Пассажир вспомнил детскую книжку: это что за остановка, Бологое иль Поповка? Где мы, спросил он. Колевец, отвечал контролёр. А-а, проговорил пассажир, с трудом преодолевая сонливость, а следующая? Человек пожал плечами, следующая Керженец, сказал он. Пассажир покачал головой, хитро усмехнулся, вы, наверное, здесь недавно, Керженец давно проехали; Лапшанга – вот какая будет следующая. А за ней Белый Лух. Ошибаетесь, гражданин, какой-такой Белый Лух, нет тут никаких белых лухов, холодно возразил контролёр. Да что вы мне говорите! – пассажир вышел из себя, – я тут... – он хотел сказать: я тут жил. Вам куда надо-то? – спросил контролёр. А вот туда, буркнул пассажир, чуть было не прибавив: не твоё собачье дело, и протянул билет. Контролёр щёлкнул компостером. Ваш пропуск, сказал он. – Какой ещё пропуск, я же предъявил билет. – Билет билетом, а пропуск пропуском, закрытая зона, отвечал наставительно человек в фуражке. Всё ещё закрытая? – пробормотал пассажир. – Чего ж там закрывать? Он рылся в бумажнике. Премного благодарим, ответствовал контролёр, сунул трёшку в карман, и прошло ещё некоторое время. Путешественник, в резиновых сапогах, с заплечным мешком, стоял в одиночестве на песчаной полосе, тянувшейся вдоль рельс, полустанок назывался Белый Лух. Невдалеке холмик, покрытый бурой прошлогодней травой, и полосатая перекладина, это был конец железной дороги. На ручных часах приезжего было десять часов, всё ещё московское время. Он смотрел, как маленький пыхтящий паровоз с длинной трубой совершал манёвр, чтобы подцепить сзади короткий состав. Тёмный занавес туч висел над станционной избушкой, над остатками леса. Дождь утих, готовый зарядить сызнова. Конец света, крайний северный лагпункт.

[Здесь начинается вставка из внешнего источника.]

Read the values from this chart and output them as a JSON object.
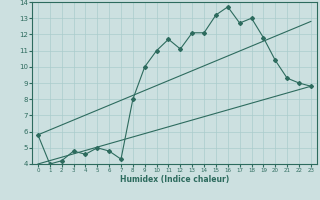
{
  "xlabel": "Humidex (Indice chaleur)",
  "bg_color": "#cce0e0",
  "line_color": "#2d6b5e",
  "grid_color": "#aacccc",
  "xlim": [
    -0.5,
    23.5
  ],
  "ylim": [
    4,
    14
  ],
  "x_ticks": [
    0,
    1,
    2,
    3,
    4,
    5,
    6,
    7,
    8,
    9,
    10,
    11,
    12,
    13,
    14,
    15,
    16,
    17,
    18,
    19,
    20,
    21,
    22,
    23
  ],
  "y_ticks": [
    4,
    5,
    6,
    7,
    8,
    9,
    10,
    11,
    12,
    13,
    14
  ],
  "line1_x": [
    0,
    1,
    2,
    3,
    4,
    5,
    6,
    7,
    8,
    9,
    10,
    11,
    12,
    13,
    14,
    15,
    16,
    17,
    18,
    19,
    20,
    21,
    22,
    23
  ],
  "line1_y": [
    5.8,
    4.0,
    4.2,
    4.8,
    4.6,
    5.0,
    4.8,
    4.3,
    8.0,
    10.0,
    11.0,
    11.7,
    11.1,
    12.1,
    12.1,
    13.2,
    13.7,
    12.7,
    13.0,
    11.8,
    10.4,
    9.3,
    9.0,
    8.8
  ],
  "line2_x": [
    0,
    23
  ],
  "line2_y": [
    5.8,
    12.8
  ],
  "line3_x": [
    0,
    23
  ],
  "line3_y": [
    4.0,
    8.8
  ]
}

На самом деле вовсе не конец – этак можно полстраны считать концом света. Писатель рассчитывал за полчаса добраться до бывшего посёлка вольнонаёмных, а оттуда, если не заплутаешься, до Кукуя будет не больше часа бодрым шагом. И он шагал по заросшей насыпи, где когда-то пролегал лесовозный ус, – кое-где ещё лежали потрескавшиеся, полусгнившие шпалы. Мимо буйно разросшихся куртин, через кладбища замшелых пней, мимо болотной трясины и густого подлеска, когда-нибудь он вновь станет тайгой. Он шёл и шёл, а часы показывали одно и то же время. Должно быть, остановились. Увидел, где посуше, и выбрался, наконец, на знакомую дорогу – до посёлка не больше двух километров. И чем ближе он подходил, тем отчётливей чуял родной запах. Ветер нёс навстречу испарения лагеря.